Thursday, 14 January 2016

Speaker conceals MPs' excessive drinking

Lunchtime in the Strangers Bar
I have written several times, most recently in 2013, about the subsidy that we provide on alcohol sold in the Palace of Westminster to MPs and Lords. Tandleman once suggested, perhaps with some reason, that I had a bee on my bonnet on this issue. Alcohol Concern has asked Parliament to scrap the subsidy, currently more than £4 million in the 12 bars in the building, thus for once saying something that I actually agree with.

The issue has surfaced again in a slightly different form: the Press Association requested information about MPs' drinking habits after incidents such as Eric Joyce's conviction for assault in 2012, or Mark Reckless admitting he missed a vote in 2010 because he was drunk. The speaker, John Bercow, has refused the request and under Freedom of Information legislation, he doesn't have to explain why.

I can't see any good reason why such information cannot be released, anonymised of course to protect individual privacy, so the conclusion I draw is it is too embarrassing, a view which I feel is supported by Tory MP Sarah Wollaston's statement in 2011 that some MPs were drinking "really quite heavily".

It's long overdue for Parliament to join the 21st century: few, if any, other employers would tolerate excessive drinking - or in many cases, any drinking - while on duty. A couple of decades ago, many workplaces had their own bars, including in my personal experience some larger civil service buildings and police stations. I remember drinking in a police station bar when our quiz team was playing away to a police team. Such staff bars are all gone now. Time for Parliament to catch up.


  1. I can't help thinking you're being a bit dog-in-the-manger here.

    And being an MP is not the kind of job that you clock on and off from. It's like being a priest - whatever you're doing, you are always an MP.

    Plus whatever Doctor Sarah says about alcohol I would pretty much always line up on the other side.

  2. I'm not sure what your point is. Do priests routinely drink on the job?

    As for Sarah Wollaston, I wasn't lining up behind her opinions; I was merely quoting an observation by her which tends to confirm what we all strongly suspect anyway: that some MPs drink excessively while on duty.

  3. I've known priests drink on the job! But more to the point, I don't think this is the burning issue of the day, you will find illicit drinkers in most work places, along with people who may not do their job properly for other unacceptable reasons, obviously these have to be dealt with appropriately and within the rules of current employment law.....I don't believe that involving the press has any real merit.

  4. Nev, I'm sure most priests drink to some extent, but my point is that they are never off duty, like MPs. I'm sure you're not saying that an MP shouldn't have a tot of whisky when staying up late doing some constituency casework.

    I'm not condoning them being drunk in the Commons chamber, but I honestly don't think that's a major problem, and this manufactured outrage comes across as just a way of getting at them.
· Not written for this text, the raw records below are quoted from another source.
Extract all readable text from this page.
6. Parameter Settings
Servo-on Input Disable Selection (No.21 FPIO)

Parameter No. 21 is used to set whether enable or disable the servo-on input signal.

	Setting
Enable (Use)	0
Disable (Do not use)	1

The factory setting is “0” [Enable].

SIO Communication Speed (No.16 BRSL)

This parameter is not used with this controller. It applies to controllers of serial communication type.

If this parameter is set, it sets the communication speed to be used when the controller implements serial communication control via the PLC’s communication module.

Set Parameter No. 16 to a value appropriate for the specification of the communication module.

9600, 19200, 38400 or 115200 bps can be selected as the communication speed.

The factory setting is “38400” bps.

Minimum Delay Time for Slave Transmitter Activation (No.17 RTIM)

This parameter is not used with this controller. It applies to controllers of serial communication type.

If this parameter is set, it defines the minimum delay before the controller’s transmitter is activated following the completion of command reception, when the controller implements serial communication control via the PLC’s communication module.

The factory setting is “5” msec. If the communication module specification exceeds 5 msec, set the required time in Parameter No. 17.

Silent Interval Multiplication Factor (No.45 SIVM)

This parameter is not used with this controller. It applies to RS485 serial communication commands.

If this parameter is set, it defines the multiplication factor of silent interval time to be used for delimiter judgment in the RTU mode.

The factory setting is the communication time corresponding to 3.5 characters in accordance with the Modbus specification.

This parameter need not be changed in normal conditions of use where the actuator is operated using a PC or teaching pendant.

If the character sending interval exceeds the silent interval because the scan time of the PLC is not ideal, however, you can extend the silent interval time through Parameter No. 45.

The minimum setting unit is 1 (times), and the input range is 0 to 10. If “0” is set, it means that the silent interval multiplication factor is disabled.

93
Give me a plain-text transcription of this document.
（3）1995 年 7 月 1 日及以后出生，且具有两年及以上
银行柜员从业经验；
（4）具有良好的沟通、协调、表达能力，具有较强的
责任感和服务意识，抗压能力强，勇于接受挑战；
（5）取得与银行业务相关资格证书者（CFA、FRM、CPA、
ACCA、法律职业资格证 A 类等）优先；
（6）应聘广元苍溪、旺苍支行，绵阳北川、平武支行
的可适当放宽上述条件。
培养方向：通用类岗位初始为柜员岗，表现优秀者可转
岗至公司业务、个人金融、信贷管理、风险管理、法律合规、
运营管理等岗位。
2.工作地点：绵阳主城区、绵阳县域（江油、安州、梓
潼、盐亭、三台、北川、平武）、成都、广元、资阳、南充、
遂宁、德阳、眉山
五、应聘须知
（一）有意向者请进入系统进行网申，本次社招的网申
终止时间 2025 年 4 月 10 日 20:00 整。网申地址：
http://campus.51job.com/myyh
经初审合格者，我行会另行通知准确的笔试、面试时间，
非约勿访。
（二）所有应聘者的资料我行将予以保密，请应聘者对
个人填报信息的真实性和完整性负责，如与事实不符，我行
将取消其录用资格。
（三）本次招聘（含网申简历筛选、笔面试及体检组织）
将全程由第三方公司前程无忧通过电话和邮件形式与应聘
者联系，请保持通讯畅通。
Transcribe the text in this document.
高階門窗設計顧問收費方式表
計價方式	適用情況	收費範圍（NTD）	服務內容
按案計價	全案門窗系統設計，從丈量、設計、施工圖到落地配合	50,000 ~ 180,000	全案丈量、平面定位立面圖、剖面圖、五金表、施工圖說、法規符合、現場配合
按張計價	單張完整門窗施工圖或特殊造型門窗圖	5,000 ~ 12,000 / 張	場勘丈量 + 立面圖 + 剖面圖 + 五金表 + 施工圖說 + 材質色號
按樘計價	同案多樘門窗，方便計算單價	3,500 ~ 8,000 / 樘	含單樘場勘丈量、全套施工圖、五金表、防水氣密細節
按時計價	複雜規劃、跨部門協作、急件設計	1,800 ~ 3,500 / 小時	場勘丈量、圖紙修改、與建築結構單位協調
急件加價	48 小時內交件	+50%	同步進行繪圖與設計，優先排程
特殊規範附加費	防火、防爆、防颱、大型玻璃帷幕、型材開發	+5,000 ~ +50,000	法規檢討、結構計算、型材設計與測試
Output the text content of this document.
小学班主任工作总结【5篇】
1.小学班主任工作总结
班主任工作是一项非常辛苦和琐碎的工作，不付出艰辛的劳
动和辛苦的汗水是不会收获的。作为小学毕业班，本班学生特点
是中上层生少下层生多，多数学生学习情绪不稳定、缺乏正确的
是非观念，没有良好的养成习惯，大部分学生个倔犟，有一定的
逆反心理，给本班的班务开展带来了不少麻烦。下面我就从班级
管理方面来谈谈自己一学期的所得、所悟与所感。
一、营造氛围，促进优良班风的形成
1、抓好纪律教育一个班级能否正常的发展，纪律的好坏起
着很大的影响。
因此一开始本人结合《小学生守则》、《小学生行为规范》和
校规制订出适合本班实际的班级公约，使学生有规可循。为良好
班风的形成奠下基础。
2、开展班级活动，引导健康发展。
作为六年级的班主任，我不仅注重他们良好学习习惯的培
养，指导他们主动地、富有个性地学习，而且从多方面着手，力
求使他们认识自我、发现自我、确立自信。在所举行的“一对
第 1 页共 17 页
    It also needs to be remembered that our two greatest wartime Prime Ministers - Pitt the Younger and Churchill - were both famously fond of a drink. Would teetotallers have done a better job?

  5. Loads of determinedly missing the point here.

    I'll spell it out:

    1. I'm not commenting on drinking; I am commenting on drinking, often to excess, while ON DUTY.
    2. I also don't see why politicians should have their alcohol and, by the way, their meals, subsidised by us taxpayers.

    Priests, Pitt and Churchill are really quite irrelevant to my point. If you don't see that, you are still missing the point, which is odd as it's not that profound.